Was driving along, when the engine started acting a little funny. I was on my way home anyway, so I figured I'd check codes sometime. Sometime never came, but an important errand did, so I chanced it. It still ran terrible, and the check engine light came on as I pulled into the driveway.

Just now pulled codes, and it would seem I have a gremlin, as the codes don't follow the usual pattern.

First, to get this out of the way: jumpered the test connector per the instructions, turned key on with the clutch in, stick wobbling freely, and parking brake on. Held the clutch firmly in the whole time.

I started out with three really rapid flashes. No 11, but a 21 and a 24, repeated. Then a pause, and then 31, 41, 91, and 96, repeated. Then nothing.

Starting the car was interesting. I'm used to it stalling once on cold start, but this time it would simply die every time it tried to lower the idle immediately after the startup surge. Sometimes it would flash a 4 after stalling, and sometimes it would throw out different sets of codes. On one run, it put out 13, 21, 41, and 91. On another, it also put out 18 and 13. Sometimes, the idle at high RPMs would be smooth for a sec before dying, and sometimes it would run pretty rough.

After a few attempts, both turning the key off at stall and just restarting after stall, I finally got it to run for more than a second. It seemed to be pretty smooth at higher RPMs (1500 and higher), but at 1000 it was really not happy. Still, it stayed running and did something like a KOER test, then flashed these codes: 12, 21, 94, 44. It repeated them once.

I didn't try a cylinder balance test.

Codes 44 and 94 are no surprise; at one time, they were the only codes I threw. So the smog pump is definitely on the list to fix. The rest is new to me.
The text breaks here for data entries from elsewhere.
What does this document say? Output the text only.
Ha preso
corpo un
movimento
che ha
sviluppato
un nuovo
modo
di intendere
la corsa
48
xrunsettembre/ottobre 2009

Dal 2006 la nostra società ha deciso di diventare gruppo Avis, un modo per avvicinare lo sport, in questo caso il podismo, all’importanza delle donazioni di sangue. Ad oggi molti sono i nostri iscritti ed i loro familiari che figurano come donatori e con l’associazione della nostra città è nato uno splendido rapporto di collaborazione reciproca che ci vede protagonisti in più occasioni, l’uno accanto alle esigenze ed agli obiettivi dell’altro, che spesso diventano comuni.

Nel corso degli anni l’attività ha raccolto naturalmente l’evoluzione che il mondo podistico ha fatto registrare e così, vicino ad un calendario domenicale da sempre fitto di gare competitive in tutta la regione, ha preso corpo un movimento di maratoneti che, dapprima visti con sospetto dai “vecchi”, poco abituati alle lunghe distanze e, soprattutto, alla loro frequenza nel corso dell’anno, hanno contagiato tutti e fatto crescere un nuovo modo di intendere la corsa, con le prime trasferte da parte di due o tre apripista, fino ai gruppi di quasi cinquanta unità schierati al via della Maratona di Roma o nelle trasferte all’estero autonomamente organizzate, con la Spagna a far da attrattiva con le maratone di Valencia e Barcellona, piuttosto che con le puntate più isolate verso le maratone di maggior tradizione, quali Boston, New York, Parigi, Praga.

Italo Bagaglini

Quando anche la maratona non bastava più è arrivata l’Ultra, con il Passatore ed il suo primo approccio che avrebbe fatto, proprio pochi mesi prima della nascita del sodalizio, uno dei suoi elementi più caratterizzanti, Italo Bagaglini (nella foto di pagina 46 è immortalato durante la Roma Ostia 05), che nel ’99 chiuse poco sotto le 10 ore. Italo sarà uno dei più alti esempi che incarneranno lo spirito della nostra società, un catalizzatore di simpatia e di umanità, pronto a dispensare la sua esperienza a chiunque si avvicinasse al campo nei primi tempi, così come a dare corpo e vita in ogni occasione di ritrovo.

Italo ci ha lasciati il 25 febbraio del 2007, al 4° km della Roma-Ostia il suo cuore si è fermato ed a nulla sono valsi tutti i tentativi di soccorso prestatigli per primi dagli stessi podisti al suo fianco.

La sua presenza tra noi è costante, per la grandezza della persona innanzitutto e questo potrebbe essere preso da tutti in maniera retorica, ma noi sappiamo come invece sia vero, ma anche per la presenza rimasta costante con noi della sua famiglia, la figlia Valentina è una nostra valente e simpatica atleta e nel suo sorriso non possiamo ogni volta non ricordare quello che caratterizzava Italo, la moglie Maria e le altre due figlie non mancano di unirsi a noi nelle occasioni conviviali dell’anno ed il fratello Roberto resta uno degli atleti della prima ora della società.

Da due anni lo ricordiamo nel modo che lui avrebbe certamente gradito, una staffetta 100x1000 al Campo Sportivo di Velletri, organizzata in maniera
Nothing else seems weird. It doesn't have any new leaks. (Which I think is awesome about this car; it's never leaked at all except for the fuel leak it had when I bought it, which is now fixed.) One of the tail pipes dripped out a little clear water, which seems normal. I couldn't see what the exhaust color was. There was a little exhaust smell, but that's nothing new given the fun state of the exhaust right around the cats.

Anyway, any help appreciated. From reading other posts, it sounds like I need the handy-dandy @jrichker "what to do if you can't pull codes" checklist to see if something is wreaking havoc with the computer. I'm also curious if you all think the codes are meaningful, given the other oddities.